An Early Nonconformist
On Sunday April 17th 1407 William Thorpe preached a fateful sermon in St Chad’s Church, Shrewsbury. [Barbara Coulton, Regime and Religion, Shrewsbury 1400-1700, Logaston Press, 2010, pp.8ff] Though he was an ordained priest of the Roman Catholic Church, Thorpe condemned from the pulpit a number of doctrines and practices that the Church held dear. Among these were the veneration of saints and relics, purgatory (a kind of ‘no-man’s land’ that had to be passed through on the way to heaven), transubstantiation (the belief that the bread and wine in the communion service are literally changed into the body and blood of Christ), and the value of pilgrimage. During Thorpe’s sermon, mass was being celebrated in one of side chapels of St Chad’s, and when a bell was rung to denote that time of the service when the bread and wine were shown to the congregation, many of Thorpe’s listeners rushed to the side chapel in a disorderly and noisy throng. The reason for this was that even gazing on the bread and wine was supposed to bring benefits, a belief that Thorpe condemned. “For certain, the virtue and value of the most holy sacrament of the altar standeth much more in the belief that you ought to have in your souls than it doth in the outward sight thereof,” he said.
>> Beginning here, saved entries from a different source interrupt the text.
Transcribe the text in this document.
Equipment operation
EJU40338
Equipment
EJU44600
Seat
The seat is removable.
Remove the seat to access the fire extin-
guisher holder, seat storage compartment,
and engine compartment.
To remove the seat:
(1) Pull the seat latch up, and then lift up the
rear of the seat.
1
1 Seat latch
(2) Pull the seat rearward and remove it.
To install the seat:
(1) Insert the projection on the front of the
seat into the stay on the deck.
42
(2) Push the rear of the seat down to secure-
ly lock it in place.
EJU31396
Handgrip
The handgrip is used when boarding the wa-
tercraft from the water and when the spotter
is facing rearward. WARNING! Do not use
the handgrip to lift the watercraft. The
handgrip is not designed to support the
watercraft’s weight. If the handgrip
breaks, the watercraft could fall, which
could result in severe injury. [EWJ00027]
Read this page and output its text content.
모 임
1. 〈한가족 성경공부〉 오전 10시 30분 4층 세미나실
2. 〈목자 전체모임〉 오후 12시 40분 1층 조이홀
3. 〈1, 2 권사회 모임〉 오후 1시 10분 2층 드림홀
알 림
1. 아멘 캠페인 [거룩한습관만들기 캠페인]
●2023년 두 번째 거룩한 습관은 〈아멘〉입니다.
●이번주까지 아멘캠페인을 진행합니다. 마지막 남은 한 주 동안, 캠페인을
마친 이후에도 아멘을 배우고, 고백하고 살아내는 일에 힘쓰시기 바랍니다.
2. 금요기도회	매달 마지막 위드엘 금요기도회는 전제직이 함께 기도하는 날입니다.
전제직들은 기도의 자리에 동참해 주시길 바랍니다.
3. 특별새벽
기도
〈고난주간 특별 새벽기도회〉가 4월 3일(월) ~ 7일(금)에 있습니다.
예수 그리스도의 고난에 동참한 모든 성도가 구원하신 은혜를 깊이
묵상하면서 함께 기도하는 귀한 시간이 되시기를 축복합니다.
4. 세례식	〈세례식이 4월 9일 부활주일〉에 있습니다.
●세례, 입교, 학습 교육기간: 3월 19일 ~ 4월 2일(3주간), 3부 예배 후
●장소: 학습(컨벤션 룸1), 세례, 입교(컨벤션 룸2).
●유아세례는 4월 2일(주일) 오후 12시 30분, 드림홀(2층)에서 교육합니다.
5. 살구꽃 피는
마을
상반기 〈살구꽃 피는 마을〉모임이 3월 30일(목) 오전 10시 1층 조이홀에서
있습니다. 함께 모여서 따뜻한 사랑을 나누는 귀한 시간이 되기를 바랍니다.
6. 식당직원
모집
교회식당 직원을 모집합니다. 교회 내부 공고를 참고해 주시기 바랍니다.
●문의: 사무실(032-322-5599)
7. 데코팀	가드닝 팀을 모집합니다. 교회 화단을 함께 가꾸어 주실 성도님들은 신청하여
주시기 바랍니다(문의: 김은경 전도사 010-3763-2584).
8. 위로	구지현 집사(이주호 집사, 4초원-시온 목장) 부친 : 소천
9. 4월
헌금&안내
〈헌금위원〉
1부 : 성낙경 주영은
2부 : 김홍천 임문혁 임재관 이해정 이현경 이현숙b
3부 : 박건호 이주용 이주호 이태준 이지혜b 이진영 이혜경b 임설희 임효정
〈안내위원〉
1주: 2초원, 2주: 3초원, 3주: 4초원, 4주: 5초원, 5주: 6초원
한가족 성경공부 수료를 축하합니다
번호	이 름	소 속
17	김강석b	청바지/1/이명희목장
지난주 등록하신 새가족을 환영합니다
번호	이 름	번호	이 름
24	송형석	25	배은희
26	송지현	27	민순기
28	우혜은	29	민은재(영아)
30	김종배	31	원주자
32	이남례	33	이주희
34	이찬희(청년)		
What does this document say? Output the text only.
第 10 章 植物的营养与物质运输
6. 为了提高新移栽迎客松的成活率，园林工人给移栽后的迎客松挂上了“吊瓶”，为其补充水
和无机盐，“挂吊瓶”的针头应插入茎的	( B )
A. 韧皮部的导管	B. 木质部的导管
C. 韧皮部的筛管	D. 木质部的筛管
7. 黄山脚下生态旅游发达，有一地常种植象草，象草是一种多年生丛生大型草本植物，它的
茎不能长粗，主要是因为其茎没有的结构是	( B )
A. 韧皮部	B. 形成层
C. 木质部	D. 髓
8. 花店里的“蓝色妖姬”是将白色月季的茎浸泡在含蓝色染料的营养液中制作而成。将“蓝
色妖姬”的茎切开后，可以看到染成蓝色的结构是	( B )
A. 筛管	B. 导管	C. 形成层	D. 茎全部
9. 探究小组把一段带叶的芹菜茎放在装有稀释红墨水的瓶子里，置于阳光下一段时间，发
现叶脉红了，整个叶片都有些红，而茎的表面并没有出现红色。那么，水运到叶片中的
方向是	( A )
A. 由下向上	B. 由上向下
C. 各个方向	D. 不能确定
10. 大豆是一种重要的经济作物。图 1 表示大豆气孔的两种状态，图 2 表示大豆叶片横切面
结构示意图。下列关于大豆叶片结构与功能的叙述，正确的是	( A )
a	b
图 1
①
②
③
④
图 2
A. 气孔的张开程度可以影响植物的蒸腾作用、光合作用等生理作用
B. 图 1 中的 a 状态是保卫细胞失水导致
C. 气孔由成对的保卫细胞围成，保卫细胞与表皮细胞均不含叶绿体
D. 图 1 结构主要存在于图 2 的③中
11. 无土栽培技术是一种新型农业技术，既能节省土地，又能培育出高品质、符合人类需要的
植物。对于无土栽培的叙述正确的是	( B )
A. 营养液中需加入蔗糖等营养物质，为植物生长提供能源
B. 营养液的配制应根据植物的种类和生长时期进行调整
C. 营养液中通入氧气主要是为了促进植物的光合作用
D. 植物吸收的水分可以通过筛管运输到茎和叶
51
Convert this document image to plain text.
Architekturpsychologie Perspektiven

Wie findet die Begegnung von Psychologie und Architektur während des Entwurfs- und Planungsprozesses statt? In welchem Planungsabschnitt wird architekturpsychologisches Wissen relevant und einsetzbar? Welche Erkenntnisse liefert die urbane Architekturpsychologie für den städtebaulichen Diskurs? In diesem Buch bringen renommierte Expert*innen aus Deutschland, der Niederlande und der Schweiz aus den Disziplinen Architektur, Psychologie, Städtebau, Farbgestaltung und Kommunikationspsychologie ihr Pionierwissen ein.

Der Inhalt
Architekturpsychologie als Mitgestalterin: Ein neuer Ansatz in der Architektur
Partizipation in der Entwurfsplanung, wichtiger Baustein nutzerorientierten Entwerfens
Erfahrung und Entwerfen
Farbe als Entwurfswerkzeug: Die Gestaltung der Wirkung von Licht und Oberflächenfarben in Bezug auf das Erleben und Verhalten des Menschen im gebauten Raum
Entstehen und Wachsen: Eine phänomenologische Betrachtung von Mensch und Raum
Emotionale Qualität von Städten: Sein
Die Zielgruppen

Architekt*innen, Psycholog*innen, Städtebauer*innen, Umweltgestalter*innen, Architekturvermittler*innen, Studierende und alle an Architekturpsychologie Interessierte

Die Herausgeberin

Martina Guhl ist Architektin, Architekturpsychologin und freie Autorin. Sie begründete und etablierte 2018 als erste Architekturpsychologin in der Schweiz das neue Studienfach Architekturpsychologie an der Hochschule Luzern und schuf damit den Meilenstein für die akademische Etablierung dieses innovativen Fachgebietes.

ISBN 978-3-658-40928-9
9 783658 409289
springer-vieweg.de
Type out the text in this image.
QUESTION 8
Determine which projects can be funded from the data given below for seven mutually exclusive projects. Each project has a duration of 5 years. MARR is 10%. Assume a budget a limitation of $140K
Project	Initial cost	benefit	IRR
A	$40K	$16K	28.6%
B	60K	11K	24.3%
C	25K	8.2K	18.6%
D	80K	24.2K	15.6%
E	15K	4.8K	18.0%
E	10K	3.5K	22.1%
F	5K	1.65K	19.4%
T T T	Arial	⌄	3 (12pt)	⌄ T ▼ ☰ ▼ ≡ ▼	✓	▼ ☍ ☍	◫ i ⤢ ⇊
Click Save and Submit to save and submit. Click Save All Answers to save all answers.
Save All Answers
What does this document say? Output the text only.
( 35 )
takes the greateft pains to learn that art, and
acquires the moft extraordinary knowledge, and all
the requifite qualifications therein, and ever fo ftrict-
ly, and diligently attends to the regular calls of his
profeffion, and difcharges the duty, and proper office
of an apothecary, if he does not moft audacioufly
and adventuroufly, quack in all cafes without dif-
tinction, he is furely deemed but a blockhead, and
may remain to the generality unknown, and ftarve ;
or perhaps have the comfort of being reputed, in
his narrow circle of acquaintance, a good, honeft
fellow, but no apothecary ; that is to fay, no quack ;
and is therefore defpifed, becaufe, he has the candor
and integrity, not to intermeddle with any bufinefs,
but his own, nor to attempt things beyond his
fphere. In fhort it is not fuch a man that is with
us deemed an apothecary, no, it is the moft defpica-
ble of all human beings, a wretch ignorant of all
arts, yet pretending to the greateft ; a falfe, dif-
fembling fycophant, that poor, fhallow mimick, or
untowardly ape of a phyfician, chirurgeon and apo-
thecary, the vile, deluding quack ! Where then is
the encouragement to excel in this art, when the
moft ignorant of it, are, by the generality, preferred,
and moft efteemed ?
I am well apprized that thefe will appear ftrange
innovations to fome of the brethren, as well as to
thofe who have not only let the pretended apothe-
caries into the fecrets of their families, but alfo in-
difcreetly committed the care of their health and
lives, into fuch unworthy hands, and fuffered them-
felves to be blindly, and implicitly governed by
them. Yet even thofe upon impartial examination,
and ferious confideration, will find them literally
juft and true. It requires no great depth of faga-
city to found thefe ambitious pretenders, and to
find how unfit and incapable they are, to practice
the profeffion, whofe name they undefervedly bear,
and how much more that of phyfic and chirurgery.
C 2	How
Old St Chad’s, pictured around 1780
Angered by these rebukes, the congregation reported Thorpe to the town bailiffs, who had him arrested and thrown into the town gaol, where he languished for a month. The Abbot of Shrewsbury confirmed that Thorpe was a follower of the Lollards, and wrote to Thomas Arundel, Archbishop of Canterbury and also Chancellor of England, to find out what should be done with him. The Lollards were a loose association of people who were committed to reforming the Roman Church. The movement had been founded by John Wiclif (1320-84), an Oxford theologian and statesman who challenged some of the teachings and practices of the Church after studying the Bible. [Wiclif’s name has been traditionally spelled ‘Wycliffe’. The outline of his story can be found on websites such such as Wikipedia. I have used an old book, John Wicliffe, the Morning Star of the Reformation, by David J Deane.] The first English translation of the Bible was made by Wiclif and his circle to enable ordinary people to have the scriptures in their native tongue. Lollardy spread widely, affecting people of all social classes, including John Ball, one of the leaders of the Peasants’ Revolt in 1381. Persecution of the Lollards by both Church and State gradually intensified, and by 1406 measures had been passed that allowed religious heretics, such as Lollards, to be burned at the stake.
For this reason William Thorpe must have feared the worst as he appeared before Lord Chancellor Arundel. However, he refused to back down on any of his beliefs, and was eventually condemned as a heretic. [Thorpe himself wrote an account of the trial, which was later widely circulated as The Examination of William Thorpe. His story is also in Foxe’s Book of Martyrs, first published in 1563 and still available in print and online.] Back in his prison cell he wrote,
‘I myself busied me to think on God, and to thank Him for his goodness. And I was then greatly comforted, not only because I was then delivered for a time from the sight, from the hearing, from the presence, from the scorning, and from the menacing of mine enemies; but more I rejoiced in the Lord, because that through His grace he so kept me, both among the flattering and among the menacing of mine adversaries, that without heaviness and anguish of my conscience I passed away from them.’[Foxe’s Book of Martyrs]
‘The Examination of William Thorpe’, From Foxe’s Book of Martyrs
What finally happened to William Thorpe is not known. Probably he died in prison, but his legacy lived on. Most Lollards went underground, but the movement continued right up until the time of the Reformation, the last Lollard martyr being burned in 1532. The Narrative of William Thorpe, written by himself and describing both his beliefs and his trial, was widely circulated long after his death, and probably had some influence on the Protestant Reformation begun in the time of Henry VIII. The Bailiffs of Shrewsbury had no idea of the long term effect of their actions!